Another guest post! I was working on a couple of holiday gift guides for non-consumer types. One of my regular readers (and a dear friend) had already written one about charitable giving. Why reinvent the wheel? Rowan was gracious enough to let me reprint it, so here it is!
I thought I made this post every year, but looking back at last year around this time, I couldn’t find the previous one. It’s my (apparently almost) annual exhortation to consider buying holiday gifts that aren’t stuff.
Some alternatives:
My personal favourite is Kiva gift certificates. Kiva is a micro-lending clearing-house; a gift certificate allows the recipient to choose who to lend the gifted amount of money to (although, as an article recently pointed out, this is an illusion — you’re not really directly funding that person; on the other hand, it’s an illusion that gives my mother a huge amount of enjoyment, so I’m not knocking it). The advantage of this gift is that they get the money back to lend to someone(s) else in a year or so.
Microplace is another micro-lending site. I don’t have personal experience with this one. I might try it, though, just to find out if its interface is simpler to use than Kiva’s.
Heifer International is another of the big names; it allows you to “give” a farm animal.
Oxfam runs the “Unwrapped” program in a number of countries, including Canada, the US, and Britain. They offer a wide range of gifts that support health, education, or economic development (e.g. schoolbooks, immunizations, goats).

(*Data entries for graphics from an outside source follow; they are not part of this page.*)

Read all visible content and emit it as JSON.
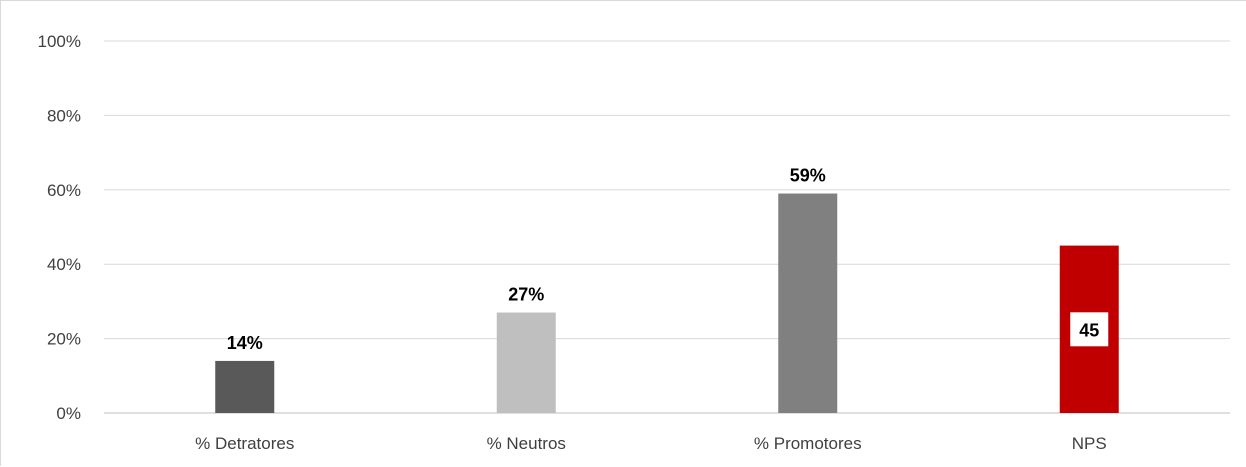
{
  "chart_data": {
    "type": "bar",
    "title": "",
    "xlabel": "",
    "ylabel": "",
    "categories": [
      "% Detratores",
      "% Neutros",
      "% Promotores",
      "NPS"
    ],
    "values": [
      14,
      27,
      59,
      45
    ],
    "data_labels": [
      "14%",
      "27%",
      "59%",
      "45"
    ],
    "colors": [
      "#595959",
      "#bfbfbf",
      "#808080",
      "#c00000"
    ],
    "ylim": [
      0,
      100
    ],
    "yticks": [
      0,
      20,
      40,
      60,
      80,
      100
    ],
    "ytick_labels": [
      "0%",
      "20%",
      "40%",
      "60%",
      "80%",
      "100%"
    ],
    "grid": true,
    "legend": "none"
  }
}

This year the US Red Cross is offering virtual gifts in three main categories — “Hope at Home” (domestic disaster support), “Help Military Families” (things like phone cards and comfort kits for wounded soldiers), and “Global Compassion” (vaccinations, shelter, bicycles).
Be aware that, with any of these gifts, you aren’t directly buying whatever it says you’re supposedly buying. The administrative overhead in organizing that would be insane. Instead, you’re giving roughly the amount of money it takes to purchase said item to a fund or program that buys those things, probably amongst other things. Still, it’s fun to say, “Hey, Mom, I got you a cow!”. I’m also chuffed that, after hearing my mother talk expansively about what awesome gifts I’ve been getting her each year, my yuppie brother is getting in on the act.